89147 – [BDW] stuck on blitter ring GPU HANG: ecode 2:0x0000000a, in X

Bug 89147 - [BDW] stuck on blitter ring GPU HANG: ecode 2:0x0000000a, in X

Summary: [BDW] stuck on blitter ring GPU HANG: ecode 2:0x0000000a, in X

Status:	CLOSED WONTFIX

Alias:	None

Product:	DRI
Classification:	Unclassified
Component:	DRM/Intel (show other bugs)
Version:	unspecified
Hardware:	x86-64 (AMD64) Linux (All)

Importance:	medium normal
Assignee:	Intel GFX Bugs mailing list
QA Contact:	Intel GFX Bugs mailing list

URL:
Whiteboard:
Keywords:

Depends on:
Blocks:

Reported:	2015-02-14 15:18 UTC by Harold Naparst
Modified:	2017-02-21 08:05 UTC (History)
CC List:	3 users (show)

See Also:
i915 platform:	BDW
i915 features:	GPU hang

Attachments
/sys/class/drm/card0/error (25 bytes, text/plain) 2015-02-14 16:08 UTC, Harold Naparst	no flags	Details
View All

Description Harold Naparst 2015-02-14 15:18:23 UTC

The crash dump is zero bytes.  Please let me know if other system details would be useful. This is an Intel NUC, with a Broadwell CPU and Intel HD 5500 graphics.  The version of Xorg is 1.17.1, the kernel version is 3.19, and the version of Mesa is 10.4.4.

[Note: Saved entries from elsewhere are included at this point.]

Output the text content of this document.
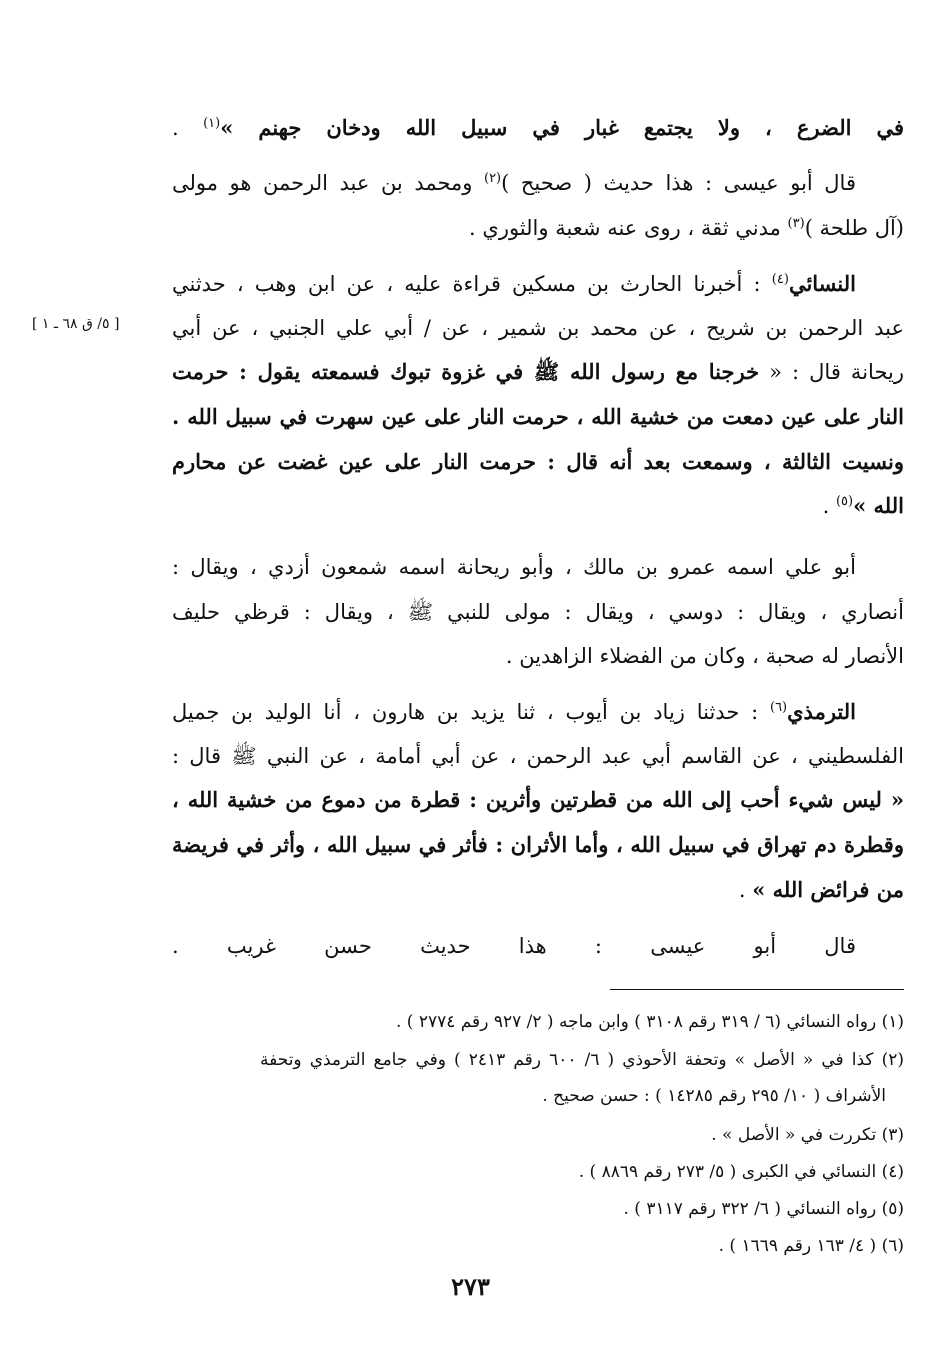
في الضرع ، ولا يجتمع غبار في سبيل الله ودخان جهنم »$^{(١)}$ .
قال أبو عيسى : هذا حديث ( صحيح )$^{(٢)}$ ومحمد بن عبد الرحمن هو مولى
(آل طلحة )$^{(٣)}$ مدني ثقة ، روى عنه شعبة والثوري .
النسائي$^{(٤)}$ : أخبرنا الحارث بن مسكين قراءة عليه ، عن ابن وهب ، حدثني
عبد الرحمن بن شريح ، عن محمد بن شمير ، عن / أبي علي الجنبي ، عن أبي
ريحانة قال : « خرجنا مع رسول الله ﷺ في غزوة تبوك فسمعته يقول : حرمت
النار على عين دمعت من خشية الله ، حرمت النار على عين سهرت في سبيل الله .
ونسيت الثالثة ، وسمعت بعد أنه قال : حرمت النار على عين غضت عن محارم
الله »$^{(٥)}$ .
أبو علي اسمه عمرو بن مالك ، وأبو ريحانة اسمه شمعون أزدي ، ويقال :
أنصاري ، ويقال : دوسي ، ويقال : مولى للنبي ﷺ ، ويقال : قرظي حليف
الأنصار له صحبة ، وكان من الفضلاء الزاهدين .
الترمذي$^{(٦)}$ : حدثنا زياد بن أيوب ، ثنا يزيد بن هارون ، أنا الوليد بن جميل
الفلسطيني ، عن القاسم أبي عبد الرحمن ، عن أبي أمامة ، عن النبي ﷺ قال :
« ليس شيء أحب إلى الله من قطرتين وأثرين : قطرة من دموع من خشية الله ،
وقطرة دم تهراق في سبيل الله ، وأما الأثران : فأثر في سبيل الله ، وأثر في فريضة
من فرائض الله » .
قال أبو عيسى : هذا حديث حسن غريب .
[ ٥/ ق ٦٨ ـ ١ ]
(١) رواه النسائي (٦ / ٣١٩ رقم ٣١٠٨ ) وابن ماجه ( ٢/ ٩٢٧ رقم ٢٧٧٤ ) .
(٢) كذا في « الأصل » وتحفة الأحوذي ( ٦/ ٦٠٠ رقم ٢٤١٣ ) وفي جامع الترمذي وتحفة
الأشراف ( ١٠/ ٢٩٥ رقم ١٤٢٨٥ ) : حسن صحيح .
(٣) تكررت في « الأصل » .
(٤) النسائي في الكبرى ( ٥/ ٢٧٣ رقم ٨٨٦٩ ) .
(٥) رواه النسائي ( ٦/ ٣٢٢ رقم ٣١١٧ ) .
(٦) ( ٤/ ١٦٣ رقم ١٦٦٩ ) .
٢٧٣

Feb 14 15:31:48 nuc kernel: [ 4432.007731] [drm] stuck on blitter ring
Feb 14 15:31:48 nuc kernel: [ 4432.008682] [drm] GPU HANG: ecode 2:0x0000000a, in X [14298], reason: Ring hung, action: reset
Feb 14 15:31:48 nuc kernel: [ 4432.008686] [drm] GPU hangs can indicate a bug anywhere in the entire gfx stack, including userspace.
Feb 14 15:31:48 nuc kernel: [ 4432.008688] [drm] Please file a _new_ bug report on bugs.freedesktop.org against DRI -> DRM/Intel
Feb 14 15:31:48 nuc kernel: [ 4432.008690] [drm] drm/i915 developers can then reassign to the right component if it's not a kernel issue.
Feb 14 15:31:48 nuc kernel: [ 4432.008691] [drm] The gpu crash dump is required to analyze gpu hangs, so please always attach it.
Feb 14 15:31:48 nuc kernel: [ 4432.008693] [drm] GPU crash dump saved to /sys/class/drm/card0/error
Feb 14 15:32:00 nuc kernel: [ 4444.013939] [drm] stuck on blitter ring
Feb 14 15:32:00 nuc kernel: [ 4444.014795] [drm] GPU HANG: ecode 2:0x00000008, in X [14298], reason: Ring hung, action: reset
Feb 14 15:32:00 nuc kernel: [ 4444.014864] [drm:i915_context_is_banned] *ERROR* gpu hanging too fast, banning!

Comment 1 Chris Wilson 2015-02-14 16:04:36 UTC

/sys/class/drm/card0/error is never 0 bytes long. Please 'cat /sys/class/drm/card0/error | bzip2 > error.bz2' and attach.

Comment 2 Harold Naparst 2015-02-14 16:08:25 UTC

Created attachment 113495 [details]
/sys/class/drm/card0/error

Comment 3 Chris Wilson 2015-02-14 17:14:21 UTC

After the GPU hang is reported and before rebooting!

Comment 4 Harold Naparst 2015-02-15 07:53:30 UTC

I'll see if I can recover without rebooting.  Sometimes I can, and sometimes not.  The problem may be related to screen blanking, which can be fixed by using xset s.  In any event, whenever the screen turns off or sleeps, X crashes.  Using UXA or other xorg or boot options does not seem to help. Here is the latest one.  In this case, there was no error at /sys/class/drm/card0/error either.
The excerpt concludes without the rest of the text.